John Wixted interprets the significance of opinion polls showing strong anti-Americanism:
I know you’ve heard all about the fact that the world has turned against America because of George Bush’s imperialism, his opposition to the Kyoto Protocol, his tendency to torture terrorist detainees, his refusal to endorse “we-are-all-in-this-together” proposals like the International Criminal Court, and on and on. Because of him, Americans cannot walk around with their heads held high anymore. We know this because polls often show that people in other countries have an unfavorable image of America. And to many on the left, that’s a big problem. I always ask them why, and I have not yet heard one good answer. Not one. In fact, people are invariably surprised by my question because they’ve never really thought about it. It sounds bad at first (“everybody hates us!”), but the concern tends to vaporize once you think through it a bit. It’s just a popularity contest, after all, one that translates into nothing of importance. Nothing at all. Surprisingly, this point applies to our standing in Muslim nations as well. Popularity polls there, as elsewhere, just don’t matter.
By contrast, a different kind of poll — the kind that France just took — really is important. And that’s the kind of poll that shows America’s true standing in the world. If America’s standing really were so low, presidential candidates should be able ride anti-Americanism to victory. This should be especially true in France and Germany — the two most anti-American states in Western Europe (according to popularity polls, anyway).

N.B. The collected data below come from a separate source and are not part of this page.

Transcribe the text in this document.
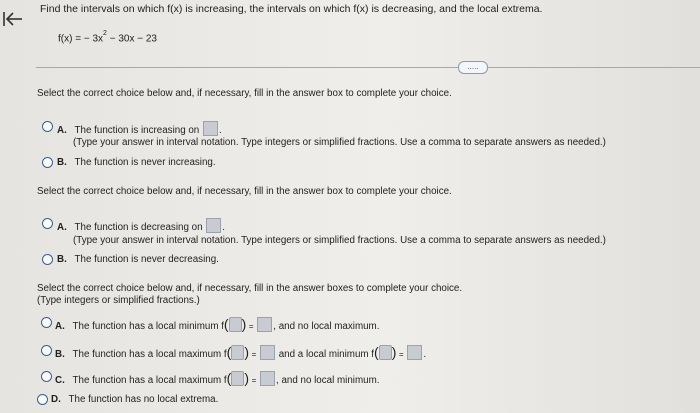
Find the intervals on which f(x) is increasing, the intervals on which f(x) is decreasing, and the local extrema.
f(x) = − $3x^2 - 30x - 23$
.....
Select the correct choice below and, if necessary, fill in the answer box to complete your choice.
A. The function is increasing on .
(Type your answer in interval notation. Type integers or simplified fractions. Use a comma to separate answers as needed.)
B. The function is never increasing.
Select the correct choice below and, if necessary, fill in the answer box to complete your choice.
A. The function is decreasing on .
(Type your answer in interval notation. Type integers or simplified fractions. Use a comma to separate answers as needed.)
B. The function is never decreasing.
Select the correct choice below and, if necessary, fill in the answer boxes to complete your choice.
(Type integers or simplified fractions.)
A. The function has a local minimum f( ) = , and no local maximum.
B. The function has a local maximum f( ) = and a local minimum f( ) = .
C. The function has a local maximum f( ) = , and no local minimum.
D. The function has no local extrema.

With today’s election in France, the advanced industrialized democracies of the world (i.e., the G7) have all had a chance to weigh in since the 2003 invasion of Iraq. Who won those elections anyway, the anti-American hysteric, or the pro-American supporter of the war on terror? Here is the scorecard:
Pro-American supporters of the war on terror:
United States (George Bush, 2004)
Great Britain (Tony Blair, 2005)
Germany (Angela Merkel, 2005)
Japan (Junichiro Koizumi, 2005)
Canada (Stephen Harper, 2006)
France (Nicolas Sarkozy, 2007)
Anti-American opponents of the war on terror:
Italy — (Romano Brodi, 2006)
…Unlike popularity contests, which don’t matter at all, these polls reflect America’s actual standing in the major industrialized democracies of the world. Maybe Hugo Chavez of Venezuela is the one who is on the right track, while France, Germany, Great Britain, Japan and Canada have all veered off onto the wrong track, but I somehow think it might be the other way around.

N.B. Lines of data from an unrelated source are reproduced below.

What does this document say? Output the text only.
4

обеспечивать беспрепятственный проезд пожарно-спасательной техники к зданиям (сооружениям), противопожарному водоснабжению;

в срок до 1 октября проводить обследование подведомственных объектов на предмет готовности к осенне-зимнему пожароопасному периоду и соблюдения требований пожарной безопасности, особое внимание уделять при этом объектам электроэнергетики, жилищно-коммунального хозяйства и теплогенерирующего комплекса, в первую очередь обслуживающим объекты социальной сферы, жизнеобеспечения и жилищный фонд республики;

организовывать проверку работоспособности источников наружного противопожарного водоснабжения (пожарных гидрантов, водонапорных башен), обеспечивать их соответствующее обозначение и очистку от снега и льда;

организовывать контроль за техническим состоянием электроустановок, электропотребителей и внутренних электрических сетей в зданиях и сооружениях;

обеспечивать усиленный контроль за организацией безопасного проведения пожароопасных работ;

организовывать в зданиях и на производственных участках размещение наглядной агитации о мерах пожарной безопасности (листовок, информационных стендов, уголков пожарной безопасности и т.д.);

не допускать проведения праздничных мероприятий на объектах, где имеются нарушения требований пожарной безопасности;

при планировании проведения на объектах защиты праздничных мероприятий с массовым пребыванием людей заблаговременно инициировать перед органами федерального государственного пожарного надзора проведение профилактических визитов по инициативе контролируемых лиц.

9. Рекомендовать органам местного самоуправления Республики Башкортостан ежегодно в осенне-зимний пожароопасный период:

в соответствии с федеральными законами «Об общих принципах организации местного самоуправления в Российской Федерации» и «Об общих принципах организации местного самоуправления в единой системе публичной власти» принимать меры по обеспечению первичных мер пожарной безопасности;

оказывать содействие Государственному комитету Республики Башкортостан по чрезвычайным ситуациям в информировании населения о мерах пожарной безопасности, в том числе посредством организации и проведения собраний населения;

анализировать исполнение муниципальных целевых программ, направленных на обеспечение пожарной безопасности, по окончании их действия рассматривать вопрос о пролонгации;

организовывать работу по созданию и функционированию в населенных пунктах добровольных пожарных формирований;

John includes an interesting Angela Merkel quote from the pre-Iraq war period:
…here are some words of wisdom from Merkel before the invasion of Iraq:
Two things have been highlighted once again by the EU decision. First, the danger from Iraq is not fictitious but real. Second, working not against but jointly with the United States, Europe must take more responsibility for maintaining international pressure on Saddam Hussein. As is argued in the EU summit declaration, this means advocating military force as the last resort in implementing U.N. resolutions.

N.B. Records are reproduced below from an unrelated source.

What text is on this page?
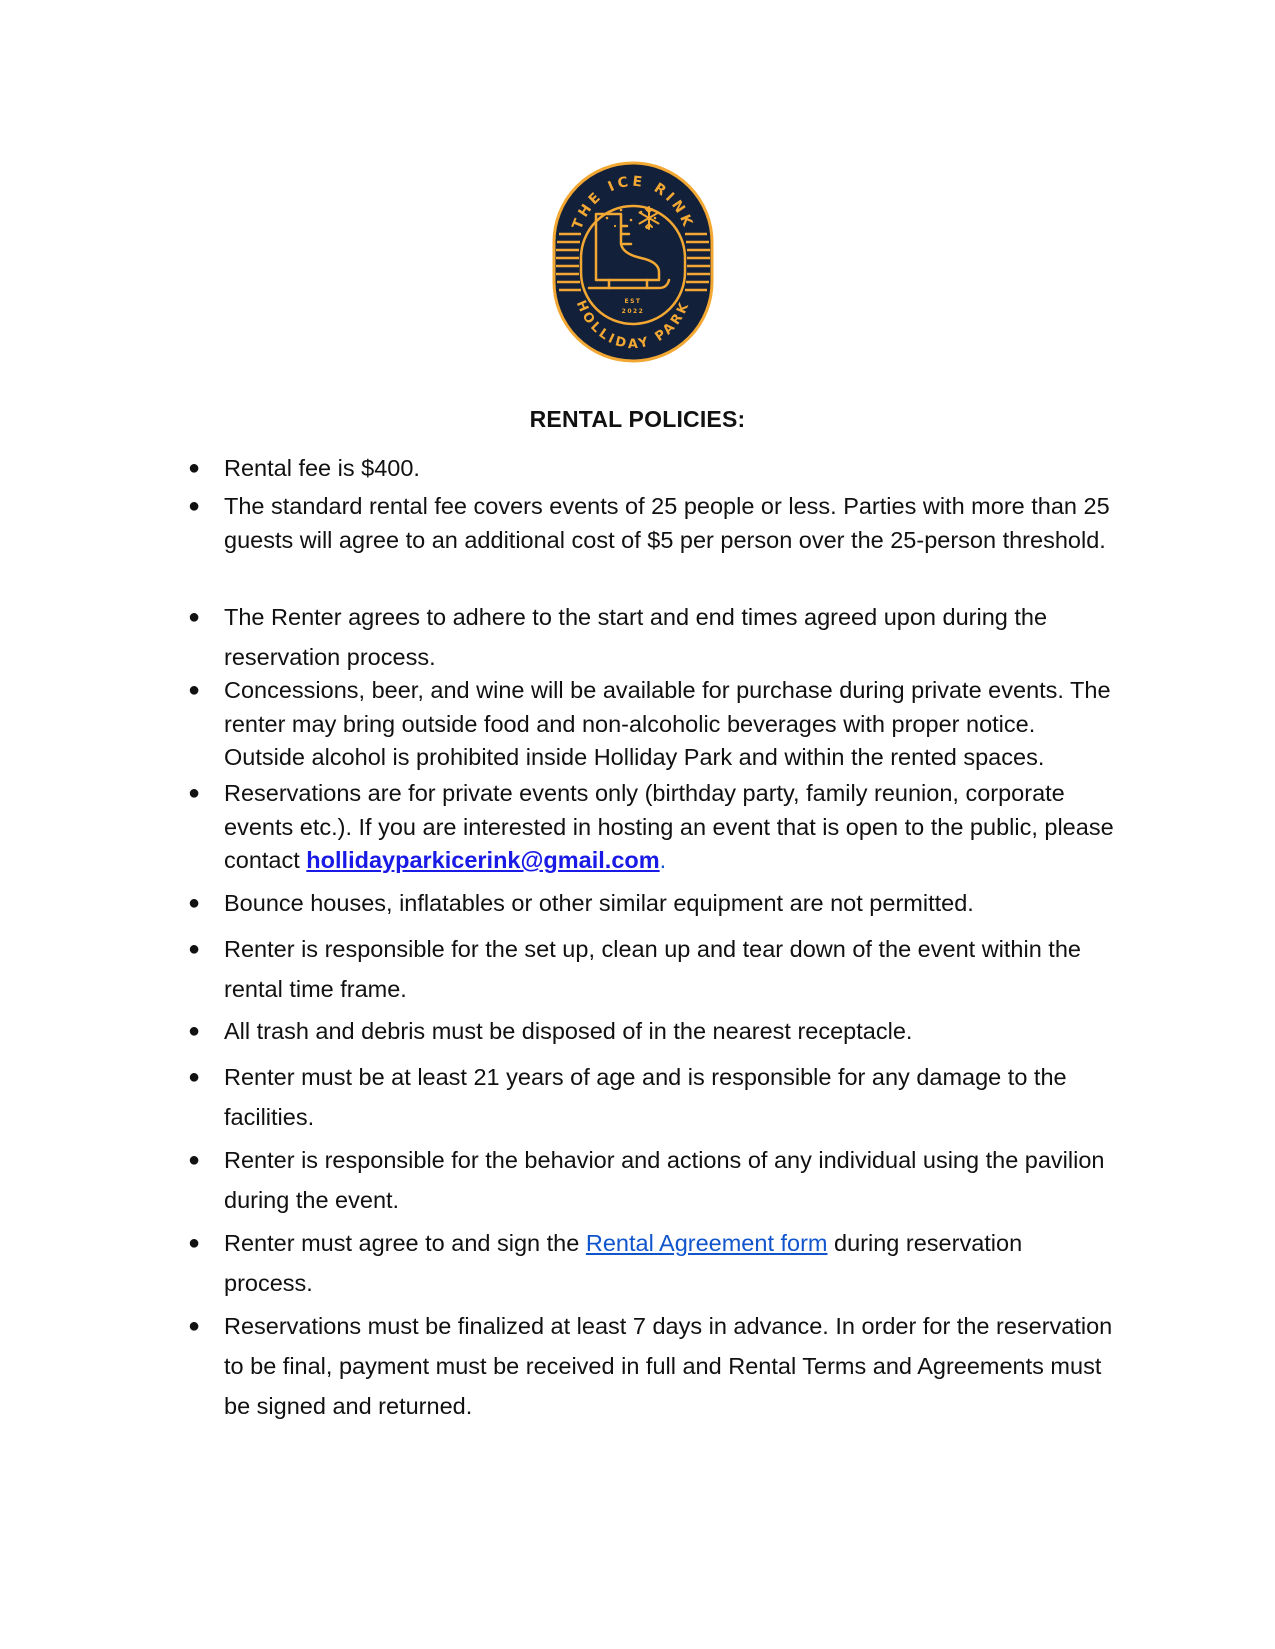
THE ICE RINK
HOLLIDAY PARK
EST
2022
RENTAL POLICIES:
● Rental fee is $400.
● The standard rental fee covers events of 25 people or less. Parties with more than 25 guests will agree to an additional cost of $5 per person over the 25-person threshold.
● The Renter agrees to adhere to the start and end times agreed upon during the reservation process.
● Concessions, beer, and wine will be available for purchase during private events. The renter may bring outside food and non-alcoholic beverages with proper notice. Outside alcohol is prohibited inside Holliday Park and within the rented spaces.
● Reservations are for private events only (birthday party, family reunion, corporate events etc.). If you are interested in hosting an event that is open to the public, please contact hollidayparkicerink@gmail.com.
● Bounce houses, inflatables or other similar equipment are not permitted.
● Renter is responsible for the set up, clean up and tear down of the event within the rental time frame.
● All trash and debris must be disposed of in the nearest receptacle.
● Renter must be at least 21 years of age and is responsible for any damage to the facilities.
● Renter is responsible for the behavior and actions of any individual using the pavilion during the event.
● Renter must agree to and sign the Rental Agreement form during reservation process.
● Reservations must be finalized at least 7 days in advance. In order for the reservation to be final, payment must be received in full and Rental Terms and Agreements must be signed and returned.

It is true that war must never become a normal way of resolving political disputes. But the history of Germany and Europe in the 20th century in particular certainly teaches us this: that while military force cannot be the normal continuation of politics by other means, it must never be ruled out, or even merely questioned — as has been done by the German federal government — as the ultimate means of dealing with dictators. Anyone who rejects military action as a last resort weakens the pressure that needs to be maintained on dictators and consequently makes a war not less but more likely.